Everyone knows that ruby isn't fast. (no, it isn't deja-vu--read on) Its true, Ruby isn't fast. Matz himself gave a keynote at the Seattle RubyConf titled something like "Ruby: Fast, but Good" (please send me corrections if I misremember).

So, yeah. Slow. "Cool," I say, "most of the time it is fast enough". When it isn't fast enough what you (should) do is:


  1. Exhaust all pure-ruby options:

    1. Think about your design and make sure it is correct/optimal.
    2. Look into trading off memory for speed (ie, caching like mad).
    3. Double check to see if someone else has already solved your problem, etc etc.

  2. Profile your code
  3. Identify and possibly refactor bottlenecks into bite sized chunks.
  4. Rewrite the bottlenecks in C.

If you are lazy (smart?? nah...) like me, you'll use RubyInline to cut your C development time to a minimum... Most of the time, this isn't too hard, and if you use RubyInline, then you don't really spend any extra time dealing with makefiles/extconfs/setups/etc.

Imagine

  % time ruby factorial.rb 5000000
  Iter = 5000000, T = 67.23166600 sec, 0.00001345 sec / iter
  real	1m7.310s
  user	0m55.980s
  sys	0m0.280s

That is not a terribly long time to be running, but factorial??? c'mon. It shouldn't be that slow for just 5 million calls! If we ran a profiler on the code, we'd see that in fact, the method factorial is where nearly all time is being spent. We could pop in a quick call to inline and convert it to C and ZOOOOM!

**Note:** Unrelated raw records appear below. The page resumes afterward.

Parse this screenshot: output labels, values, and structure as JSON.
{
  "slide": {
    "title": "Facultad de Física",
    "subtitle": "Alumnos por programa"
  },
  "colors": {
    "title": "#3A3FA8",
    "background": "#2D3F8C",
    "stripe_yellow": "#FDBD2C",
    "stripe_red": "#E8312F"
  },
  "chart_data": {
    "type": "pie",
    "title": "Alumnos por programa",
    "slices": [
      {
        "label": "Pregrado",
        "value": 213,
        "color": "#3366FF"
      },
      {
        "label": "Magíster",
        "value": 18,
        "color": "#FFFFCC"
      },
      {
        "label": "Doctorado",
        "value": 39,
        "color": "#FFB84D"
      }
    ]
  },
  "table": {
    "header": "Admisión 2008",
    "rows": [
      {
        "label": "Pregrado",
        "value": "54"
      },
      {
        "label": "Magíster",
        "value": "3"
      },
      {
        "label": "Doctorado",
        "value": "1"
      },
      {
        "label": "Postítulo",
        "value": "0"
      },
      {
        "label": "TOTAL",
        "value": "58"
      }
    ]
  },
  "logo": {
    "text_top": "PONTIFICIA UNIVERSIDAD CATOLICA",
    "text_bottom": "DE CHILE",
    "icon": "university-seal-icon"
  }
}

But... what if you didn't have to write C code???

What if... all you had to do was add -rzenoptimize to the command-line??

  % time ruby -rzenoptimize factorial.rb 5000000
  *** Optimizer threshold tripped!! Optimizing Factorial.factorial
  Iter = 5000000, T = 13.30087900 sec, 0.00000266 sec / iter
  real	0m14.382s
  user	0m12.550s
  sys	0m0.290s

And ZOOM! is automatic reducing your runtime from 67 seconds to 14 seconds, almost a 5x increase in speed. Wouldn't that be nice? What if you could do that???

What if... I told you that I didn't type that output, I copied and pasted it?